AB Gorham, “Lilt”

AB Gorham
Sparks, Nevada
abgorham.com

Lilt
2019
artist’s book
10.25″ x 10.25″ x .25″

Artist Statement

Lilt, a book-object-portrait, gambols in the space between book & portrait, text as imagery, the body as a 2D unfolding event—a person distilled into colorfields & bits of a life recollected. Using extracted text from Edward Tufte’s books on data visualization, combined with original fragmentary writing, Lilt acts as grief processed into a paper ritual which memorializes my grandmother, Lil Gorham, who passed away in 2016.

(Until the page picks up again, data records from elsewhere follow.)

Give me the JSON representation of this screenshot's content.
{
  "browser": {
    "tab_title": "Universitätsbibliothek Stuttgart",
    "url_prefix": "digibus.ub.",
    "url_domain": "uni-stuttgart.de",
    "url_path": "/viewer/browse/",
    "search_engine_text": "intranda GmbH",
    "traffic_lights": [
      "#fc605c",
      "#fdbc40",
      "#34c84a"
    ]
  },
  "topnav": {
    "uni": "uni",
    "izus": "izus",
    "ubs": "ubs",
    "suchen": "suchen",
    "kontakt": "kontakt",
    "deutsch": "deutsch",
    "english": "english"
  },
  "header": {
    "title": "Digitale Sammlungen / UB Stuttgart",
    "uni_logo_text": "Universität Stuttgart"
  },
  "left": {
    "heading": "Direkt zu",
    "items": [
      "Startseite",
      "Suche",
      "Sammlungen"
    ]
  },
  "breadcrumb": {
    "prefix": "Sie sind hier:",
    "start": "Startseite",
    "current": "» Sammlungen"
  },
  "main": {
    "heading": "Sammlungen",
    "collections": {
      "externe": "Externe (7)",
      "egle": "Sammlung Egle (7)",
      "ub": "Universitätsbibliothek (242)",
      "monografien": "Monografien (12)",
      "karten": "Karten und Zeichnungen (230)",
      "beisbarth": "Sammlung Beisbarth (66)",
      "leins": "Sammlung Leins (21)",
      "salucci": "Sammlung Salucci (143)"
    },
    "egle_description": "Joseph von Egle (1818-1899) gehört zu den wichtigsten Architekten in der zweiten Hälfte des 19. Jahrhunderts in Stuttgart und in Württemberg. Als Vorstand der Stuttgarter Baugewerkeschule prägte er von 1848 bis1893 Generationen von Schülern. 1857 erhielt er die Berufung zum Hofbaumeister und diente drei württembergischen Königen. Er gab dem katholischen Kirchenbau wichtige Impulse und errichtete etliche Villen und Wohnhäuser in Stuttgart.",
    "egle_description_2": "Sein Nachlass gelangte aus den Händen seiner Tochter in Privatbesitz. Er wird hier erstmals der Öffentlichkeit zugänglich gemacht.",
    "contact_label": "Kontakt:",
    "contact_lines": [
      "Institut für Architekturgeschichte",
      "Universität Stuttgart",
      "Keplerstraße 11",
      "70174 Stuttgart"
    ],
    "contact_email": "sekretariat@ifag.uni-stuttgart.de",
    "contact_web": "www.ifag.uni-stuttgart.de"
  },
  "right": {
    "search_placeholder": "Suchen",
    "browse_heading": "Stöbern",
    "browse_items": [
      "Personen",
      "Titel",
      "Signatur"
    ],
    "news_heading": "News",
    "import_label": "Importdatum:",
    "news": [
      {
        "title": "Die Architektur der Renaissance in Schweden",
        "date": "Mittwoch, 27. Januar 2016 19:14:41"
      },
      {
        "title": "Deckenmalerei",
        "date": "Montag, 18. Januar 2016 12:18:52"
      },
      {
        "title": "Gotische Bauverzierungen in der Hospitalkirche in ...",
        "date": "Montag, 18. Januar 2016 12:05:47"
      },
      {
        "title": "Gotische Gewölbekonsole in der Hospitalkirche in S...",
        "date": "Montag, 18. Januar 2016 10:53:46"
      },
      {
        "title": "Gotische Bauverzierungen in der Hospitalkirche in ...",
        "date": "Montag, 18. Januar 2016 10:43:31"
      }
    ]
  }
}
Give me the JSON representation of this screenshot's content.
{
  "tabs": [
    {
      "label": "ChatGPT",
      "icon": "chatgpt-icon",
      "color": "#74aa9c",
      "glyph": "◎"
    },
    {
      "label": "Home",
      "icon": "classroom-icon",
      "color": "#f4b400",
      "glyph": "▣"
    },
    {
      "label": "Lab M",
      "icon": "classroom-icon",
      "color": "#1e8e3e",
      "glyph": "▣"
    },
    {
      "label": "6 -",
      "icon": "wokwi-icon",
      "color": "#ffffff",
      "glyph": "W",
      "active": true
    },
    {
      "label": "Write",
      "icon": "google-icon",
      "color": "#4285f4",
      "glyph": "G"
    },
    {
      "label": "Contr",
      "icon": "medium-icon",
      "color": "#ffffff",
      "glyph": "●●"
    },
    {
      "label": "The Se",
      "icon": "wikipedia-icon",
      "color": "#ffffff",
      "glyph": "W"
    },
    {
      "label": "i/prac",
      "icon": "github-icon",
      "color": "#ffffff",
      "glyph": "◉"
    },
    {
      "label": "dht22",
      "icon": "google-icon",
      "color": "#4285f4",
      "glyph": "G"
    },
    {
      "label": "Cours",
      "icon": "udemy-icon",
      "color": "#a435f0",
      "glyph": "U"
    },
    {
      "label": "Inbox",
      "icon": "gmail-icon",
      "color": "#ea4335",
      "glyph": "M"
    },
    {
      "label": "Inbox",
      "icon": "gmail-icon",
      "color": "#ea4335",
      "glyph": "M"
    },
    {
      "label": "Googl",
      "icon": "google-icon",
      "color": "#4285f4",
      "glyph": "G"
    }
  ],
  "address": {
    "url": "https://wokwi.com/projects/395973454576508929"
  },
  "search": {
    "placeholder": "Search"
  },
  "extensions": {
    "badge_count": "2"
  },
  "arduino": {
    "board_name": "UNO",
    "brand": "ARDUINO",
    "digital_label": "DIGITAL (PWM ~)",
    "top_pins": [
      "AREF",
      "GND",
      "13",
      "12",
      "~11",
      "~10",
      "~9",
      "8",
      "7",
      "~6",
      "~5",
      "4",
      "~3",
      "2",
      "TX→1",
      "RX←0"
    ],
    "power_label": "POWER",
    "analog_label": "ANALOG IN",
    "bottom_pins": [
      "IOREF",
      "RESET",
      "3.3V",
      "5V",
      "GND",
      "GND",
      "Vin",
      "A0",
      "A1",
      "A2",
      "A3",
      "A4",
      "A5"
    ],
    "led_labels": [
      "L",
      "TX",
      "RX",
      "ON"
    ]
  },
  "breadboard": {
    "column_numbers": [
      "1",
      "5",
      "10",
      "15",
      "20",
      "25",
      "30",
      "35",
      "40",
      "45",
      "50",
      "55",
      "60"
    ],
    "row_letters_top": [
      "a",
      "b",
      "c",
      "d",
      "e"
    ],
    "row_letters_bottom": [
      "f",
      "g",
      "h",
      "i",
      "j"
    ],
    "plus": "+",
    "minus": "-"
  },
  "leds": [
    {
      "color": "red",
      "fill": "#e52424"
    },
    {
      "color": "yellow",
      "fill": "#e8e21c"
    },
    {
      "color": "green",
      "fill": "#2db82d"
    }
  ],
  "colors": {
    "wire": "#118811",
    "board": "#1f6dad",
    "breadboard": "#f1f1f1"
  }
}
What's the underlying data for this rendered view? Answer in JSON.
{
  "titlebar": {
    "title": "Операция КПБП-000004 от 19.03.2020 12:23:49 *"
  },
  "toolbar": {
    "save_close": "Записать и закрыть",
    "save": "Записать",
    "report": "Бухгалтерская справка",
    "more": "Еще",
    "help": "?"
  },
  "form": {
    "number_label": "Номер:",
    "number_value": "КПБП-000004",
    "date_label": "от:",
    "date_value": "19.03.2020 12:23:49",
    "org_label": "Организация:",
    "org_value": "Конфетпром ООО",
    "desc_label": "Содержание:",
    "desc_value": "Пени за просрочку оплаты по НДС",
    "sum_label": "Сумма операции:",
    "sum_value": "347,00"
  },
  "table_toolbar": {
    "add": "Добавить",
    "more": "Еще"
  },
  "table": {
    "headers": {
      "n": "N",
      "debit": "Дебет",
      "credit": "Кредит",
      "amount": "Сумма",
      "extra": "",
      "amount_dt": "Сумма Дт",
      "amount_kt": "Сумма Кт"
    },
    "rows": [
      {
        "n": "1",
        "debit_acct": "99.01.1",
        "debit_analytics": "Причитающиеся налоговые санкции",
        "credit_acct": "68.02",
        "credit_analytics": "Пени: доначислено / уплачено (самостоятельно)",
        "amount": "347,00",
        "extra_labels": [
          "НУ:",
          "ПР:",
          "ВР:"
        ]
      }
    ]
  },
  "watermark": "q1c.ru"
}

The vision of the figure as text, much like concrete poetry, uses poetic fragments to inhabit the figure’s shape, while embodying a more complex memory as represented in the shape of the cheek, or jawline. In this way, Lilt exists simultaneously, ghostly, as a poem and a portrait. Treating memories as points of data allows for a contained approach to an individual’s biography, as we are comprised of so many moments and acts, to say nothing of the infinite intentions alive within us.

Connecting and sometimes overlapping at the folds, Lilt is comprised of two folded folios tipped together. Each folio has three folded columns and two folded rows, dividing the piece, which has a letterpress printed photo on it, into a macrocosmic visual approximation of the figure, like so: sandy blonde hair (at head of piece), blue eyes, a frosted pink lip, and ash (at tail of piece). The columns of text that border the outsides of each folio are designed to approximate an obituary column in a newspaper, and include a mixture of Tufte’s writing plus original text (the difference is denoted by color).

Lilt is an embodied reading experience, and inspired a performance component (performed at CBAA 2020) that channels the cadence of a eulogy which includes a call and response with a pre-recorded reading of the Tufte text and an animation of the imagery within the piece. Lilt offers both an artifact of and the ritual for saying goodbye.

Letterpress printed on a Vandercook 219AB from photopolymer plates on Awagami Shin Inbe & housed in a clamshell box. The object can be unfolded and viewed on a table top, or hung on wall.

This artist book was funded by a College Book Art Association Project Grant.